Diacylglycerol O-acyltransferase 2 (DGAT2) inhibitors have been shown to lower liver triglyceride content and are being explored clinically as a treatment for non-alcoholic steatohepatitis (NASH). This work details efforts to find an extended-half-life DGAT2 inhibitor. A basic moiety was added to a known inhibitor template, and the basicity and lipophilicity were fine-tuned by the addition of electrophilic fluorines. A weakly basic profile was required to find an appropriate balance of potency, clearance, and permeability. This work culminated in the discovery of PF-07202954 (), a weakly basic DGAT2 inhibitor that has advanced to clinical studies. This molecule displays a higher volume of distribution and longer half-life in preclinical species, in keeping with its physicochemical profile, and lowers liver triglyceride content in a Western-diet-fed rat model.

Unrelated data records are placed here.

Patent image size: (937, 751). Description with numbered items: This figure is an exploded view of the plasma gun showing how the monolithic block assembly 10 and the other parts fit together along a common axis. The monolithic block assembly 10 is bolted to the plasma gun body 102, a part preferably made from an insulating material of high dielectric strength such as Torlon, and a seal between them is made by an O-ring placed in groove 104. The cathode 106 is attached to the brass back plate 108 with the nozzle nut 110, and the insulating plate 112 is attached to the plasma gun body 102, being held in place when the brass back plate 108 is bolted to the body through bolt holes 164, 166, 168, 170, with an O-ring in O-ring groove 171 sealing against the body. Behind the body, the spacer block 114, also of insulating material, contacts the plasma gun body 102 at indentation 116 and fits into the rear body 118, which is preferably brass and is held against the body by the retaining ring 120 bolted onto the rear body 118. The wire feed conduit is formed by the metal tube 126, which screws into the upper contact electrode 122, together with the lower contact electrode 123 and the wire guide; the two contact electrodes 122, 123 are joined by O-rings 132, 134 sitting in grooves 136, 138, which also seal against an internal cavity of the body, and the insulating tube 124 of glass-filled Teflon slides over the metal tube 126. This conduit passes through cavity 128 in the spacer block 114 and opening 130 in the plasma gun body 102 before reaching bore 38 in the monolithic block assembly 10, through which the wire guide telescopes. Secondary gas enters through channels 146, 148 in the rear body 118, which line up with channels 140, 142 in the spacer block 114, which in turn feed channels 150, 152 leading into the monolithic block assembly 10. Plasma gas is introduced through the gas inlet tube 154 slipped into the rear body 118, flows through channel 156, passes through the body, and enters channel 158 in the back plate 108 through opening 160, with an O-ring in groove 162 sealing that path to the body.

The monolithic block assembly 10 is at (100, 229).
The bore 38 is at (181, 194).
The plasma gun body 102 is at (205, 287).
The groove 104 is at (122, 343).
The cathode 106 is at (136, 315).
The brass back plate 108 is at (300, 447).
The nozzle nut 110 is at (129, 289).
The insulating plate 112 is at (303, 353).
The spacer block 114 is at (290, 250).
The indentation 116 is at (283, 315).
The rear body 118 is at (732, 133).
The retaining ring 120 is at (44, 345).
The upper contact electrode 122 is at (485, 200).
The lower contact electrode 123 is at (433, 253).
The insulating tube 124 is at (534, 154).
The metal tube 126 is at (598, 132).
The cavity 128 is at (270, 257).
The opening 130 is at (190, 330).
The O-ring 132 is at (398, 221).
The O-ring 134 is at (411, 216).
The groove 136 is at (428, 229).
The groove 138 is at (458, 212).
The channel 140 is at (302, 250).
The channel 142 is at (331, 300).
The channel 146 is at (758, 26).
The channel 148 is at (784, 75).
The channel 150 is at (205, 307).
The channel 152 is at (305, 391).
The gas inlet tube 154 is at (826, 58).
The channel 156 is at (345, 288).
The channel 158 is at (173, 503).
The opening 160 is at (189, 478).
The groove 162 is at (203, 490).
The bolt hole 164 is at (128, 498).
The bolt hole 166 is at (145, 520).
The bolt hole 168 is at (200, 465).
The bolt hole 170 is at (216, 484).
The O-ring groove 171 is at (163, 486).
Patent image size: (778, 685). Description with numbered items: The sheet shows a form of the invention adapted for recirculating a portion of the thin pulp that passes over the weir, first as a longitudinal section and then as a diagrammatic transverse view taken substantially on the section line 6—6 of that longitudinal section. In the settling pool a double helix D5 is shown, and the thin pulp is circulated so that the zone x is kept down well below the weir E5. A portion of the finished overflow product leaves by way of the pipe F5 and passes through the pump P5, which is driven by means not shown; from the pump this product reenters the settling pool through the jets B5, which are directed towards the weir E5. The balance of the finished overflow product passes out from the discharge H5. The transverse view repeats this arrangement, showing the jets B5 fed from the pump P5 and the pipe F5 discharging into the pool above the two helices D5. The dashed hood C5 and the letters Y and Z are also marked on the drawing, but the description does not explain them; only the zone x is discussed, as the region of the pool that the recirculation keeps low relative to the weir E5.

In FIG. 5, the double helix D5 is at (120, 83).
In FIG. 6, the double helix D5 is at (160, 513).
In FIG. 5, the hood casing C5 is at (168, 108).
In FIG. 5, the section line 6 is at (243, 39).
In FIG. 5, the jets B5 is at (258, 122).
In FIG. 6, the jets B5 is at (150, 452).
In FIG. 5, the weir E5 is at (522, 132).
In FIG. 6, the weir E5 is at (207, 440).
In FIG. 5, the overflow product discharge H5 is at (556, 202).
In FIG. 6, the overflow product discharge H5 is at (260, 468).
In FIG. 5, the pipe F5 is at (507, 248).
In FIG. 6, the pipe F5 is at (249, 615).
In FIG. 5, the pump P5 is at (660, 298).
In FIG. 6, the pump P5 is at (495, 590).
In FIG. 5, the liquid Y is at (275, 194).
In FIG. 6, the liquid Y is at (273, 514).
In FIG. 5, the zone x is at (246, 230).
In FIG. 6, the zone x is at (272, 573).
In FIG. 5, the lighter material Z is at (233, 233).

二酰甘油O-酰基转移酶2(DGAT2)抑制剂已被证明可降低肝脏甘油三酯含量,目前正在临床研究中作为非酒精性脂肪性肝炎(NASH)的一种治疗方法进行探索。这项工作详细介绍了寻找半衰期延长的DGAT2抑制剂的努力。在已知抑制剂模板上添加了一个碱性基团,并通过添加亲电氟原子对碱性和亲脂性进行微调。需要一个弱碱性特征来在效力、清除率和渗透性之间找到适当的平衡。这项工作最终发现了PF-07202954(),一种弱碱性DGAT2抑制剂,已进入临床研究阶段。该分子在临床前物种中显示出更高的分布容积和更长的半衰期,与其理化性质相符,并且在西方饮食喂养的大鼠模型中降低了肝脏甘油三酯含量。